Looking at getting another laptop.

Any thoughts on completely transferring as well as updating the data
on the current drive to the new laptop.

I populate my home directory on a new machine from the backup of the old machine.  In the past I used NFS, but now my backups are on USB drives. It
Is helpful to have the old machine in working order to troubleshoot things 
that break on the new system (usually my own programs that use a library that
is no longer available from distros — a hint that I need to find a newer library.

Assume I might be dealing with a diff flavor of linux. I'm not sure
what the new laptop will have.

I don't want bleeding edge fedora.. (unless I change my mind).

I don't want RHEL/centos -- I'd like to be newer.

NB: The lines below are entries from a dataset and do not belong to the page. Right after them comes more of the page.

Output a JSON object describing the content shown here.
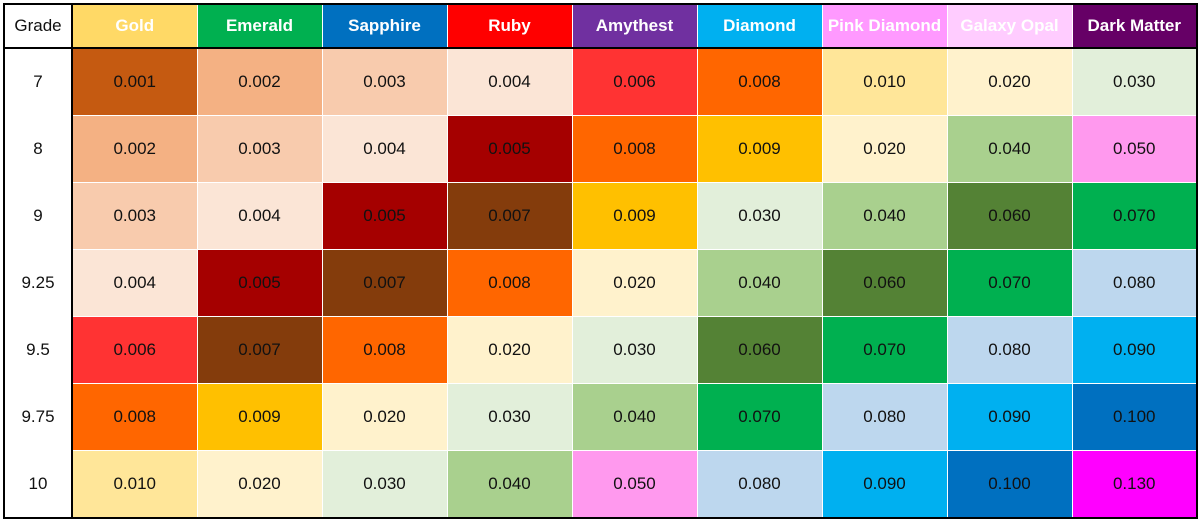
{
  "header": {
    "grade_label": "Grade",
    "columns": [
      {
        "label": "Gold",
        "bg": "#FFD966",
        "fg": "#FFFFFF"
      },
      {
        "label": "Emerald",
        "bg": "#00B050",
        "fg": "#FFFFFF"
      },
      {
        "label": "Sapphire",
        "bg": "#0070C0",
        "fg": "#FFFFFF"
      },
      {
        "label": "Ruby",
        "bg": "#FF0000",
        "fg": "#FFFFFF"
      },
      {
        "label": "Amythest",
        "bg": "#7030A0",
        "fg": "#FFFFFF"
      },
      {
        "label": "Diamond",
        "bg": "#00B0F0",
        "fg": "#FFFFFF"
      },
      {
        "label": "Pink Diamond",
        "bg": "#FF99FF",
        "fg": "#FFFFFF"
      },
      {
        "label": "Galaxy Opal",
        "bg": "#FFCCFF",
        "fg": "#FFFFFF"
      },
      {
        "label": "Dark Matter",
        "bg": "#660066",
        "fg": "#FFFFFF"
      }
    ]
  },
  "colors": {
    "0.001": "#C55A11",
    "0.002": "#F4B183",
    "0.003": "#F8CBAD",
    "0.004": "#FBE5D6",
    "0.005": "#A50000",
    "0.006": "#FF3333",
    "0.007": "#843C0C",
    "0.008": "#FF6600",
    "0.009": "#FFC000",
    "0.010": "#FFE699",
    "0.020": "#FFF2CC",
    "0.030": "#E2EFDA",
    "0.040": "#A9D08E",
    "0.050": "#FF99EE",
    "0.060": "#548235",
    "0.070": "#00B050",
    "0.080": "#BDD7EE",
    "0.090": "#00B0F0",
    "0.100": "#0070C0",
    "0.130": "#FF00FF"
  },
  "rows": [
    {
      "grade": "7",
      "values": [
        "0.001",
        "0.002",
        "0.003",
        "0.004",
        "0.006",
        "0.008",
        "0.010",
        "0.020",
        "0.030"
      ]
    },
    {
      "grade": "8",
      "values": [
        "0.002",
        "0.003",
        "0.004",
        "0.005",
        "0.008",
        "0.009",
        "0.020",
        "0.040",
        "0.050"
      ]
    },
    {
      "grade": "9",
      "values": [
        "0.003",
        "0.004",
        "0.005",
        "0.007",
        "0.009",
        "0.030",
        "0.040",
        "0.060",
        "0.070"
      ]
    },
    {
      "grade": "9.25",
      "values": [
        "0.004",
        "0.005",
        "0.007",
        "0.008",
        "0.020",
        "0.040",
        "0.060",
        "0.070",
        "0.080"
      ]
    },
    {
      "grade": "9.5",
      "values": [
        "0.006",
        "0.007",
        "0.008",
        "0.020",
        "0.030",
        "0.060",
        "0.070",
        "0.080",
        "0.090"
      ]
    },
    {
      "grade": "9.75",
      "values": [
        "0.008",
        "0.009",
        "0.020",
        "0.030",
        "0.040",
        "0.070",
        "0.080",
        "0.090",
        "0.100"
      ]
    },
    {
      "grade": "10",
      "values": [
        "0.010",
        "0.020",
        "0.030",
        "0.040",
        "0.050",
        "0.080",
        "0.090",
        "0.100",
        "0.130"
      ]
    }
  ]
}
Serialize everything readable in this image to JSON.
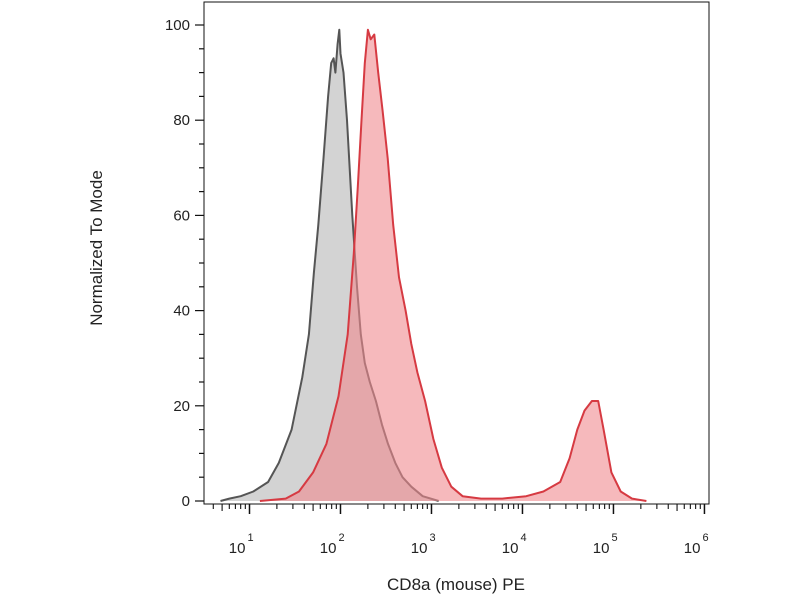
{
  "chart_data": {
    "type": "area",
    "title": "",
    "xlabel": "CD8a (mouse) PE",
    "ylabel": "Normalized To Mode",
    "x_scale": "log",
    "xlim": [
      3,
      1000000
    ],
    "ylim": [
      0,
      105
    ],
    "x_ticks": [
      {
        "base": "10",
        "exp": "1",
        "value": 10
      },
      {
        "base": "10",
        "exp": "2",
        "value": 100
      },
      {
        "base": "10",
        "exp": "3",
        "value": 1000
      },
      {
        "base": "10",
        "exp": "4",
        "value": 10000
      },
      {
        "base": "10",
        "exp": "5",
        "value": 100000
      },
      {
        "base": "10",
        "exp": "6",
        "value": 1000000
      }
    ],
    "y_ticks": [
      0,
      20,
      40,
      60,
      80,
      100
    ],
    "grid": false,
    "series": [
      {
        "color_fill": "#b5b5b5",
        "color_line": "#555555",
        "points": [
          [
            4.8,
            0
          ],
          [
            6,
            0.5
          ],
          [
            8,
            1
          ],
          [
            11,
            2
          ],
          [
            16,
            4
          ],
          [
            21,
            8
          ],
          [
            29,
            15
          ],
          [
            38,
            26
          ],
          [
            45,
            35
          ],
          [
            51,
            48
          ],
          [
            57,
            58
          ],
          [
            65,
            72
          ],
          [
            73,
            85
          ],
          [
            79,
            92
          ],
          [
            84,
            93
          ],
          [
            88,
            90
          ],
          [
            93,
            96
          ],
          [
            97,
            99
          ],
          [
            100,
            94
          ],
          [
            108,
            90
          ],
          [
            118,
            80
          ],
          [
            135,
            60
          ],
          [
            152,
            45
          ],
          [
            167,
            35
          ],
          [
            185,
            29
          ],
          [
            210,
            25
          ],
          [
            245,
            21
          ],
          [
            286,
            16
          ],
          [
            333,
            12
          ],
          [
            400,
            8
          ],
          [
            480,
            5
          ],
          [
            600,
            3
          ],
          [
            800,
            1
          ],
          [
            1200,
            0
          ]
        ]
      },
      {
        "color_fill": "#f08a90",
        "color_line": "#d63a42",
        "points": [
          [
            13,
            0
          ],
          [
            25,
            0.5
          ],
          [
            35,
            2
          ],
          [
            50,
            6
          ],
          [
            70,
            12
          ],
          [
            95,
            22
          ],
          [
            120,
            35
          ],
          [
            140,
            52
          ],
          [
            155,
            66
          ],
          [
            170,
            80
          ],
          [
            185,
            92
          ],
          [
            200,
            99
          ],
          [
            215,
            97
          ],
          [
            235,
            98
          ],
          [
            260,
            90
          ],
          [
            290,
            82
          ],
          [
            330,
            72
          ],
          [
            380,
            58
          ],
          [
            440,
            47
          ],
          [
            520,
            40
          ],
          [
            600,
            33
          ],
          [
            700,
            27
          ],
          [
            850,
            21
          ],
          [
            1050,
            13
          ],
          [
            1300,
            7
          ],
          [
            1650,
            3
          ],
          [
            2200,
            1
          ],
          [
            3500,
            0.5
          ],
          [
            6000,
            0.5
          ],
          [
            11000,
            1
          ],
          [
            17000,
            2
          ],
          [
            26000,
            4
          ],
          [
            33000,
            9
          ],
          [
            40000,
            15
          ],
          [
            48000,
            19
          ],
          [
            58000,
            21
          ],
          [
            68000,
            21
          ],
          [
            78000,
            15
          ],
          [
            95000,
            6
          ],
          [
            120000,
            2
          ],
          [
            160000,
            0.5
          ],
          [
            230000,
            0
          ]
        ]
      }
    ]
  }
}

So, give me your thoughts as well as best practice that you use for
this kind of process...

I find there are often issues with newer systems.  At present, businesses are
dumping windows systems that won’t run Win11, so you can find higher end
laptops 2 or 3 years old at bargain prices.  Many are excellent linux platforms,
but you need to check on linux-hardware.org.  There are often issues with display brightness, sound, or wifi.  I deal with  by updating the wifi and using a USB 
sound dongle or a high end USB sound device.  

Laptops this age generally allow you to upgrade internal wifi, RAM, and SSD.   If 
you are considering a big-name laptop with linux pre-installed, you may be able to 
check the specs at linux-hardware.org.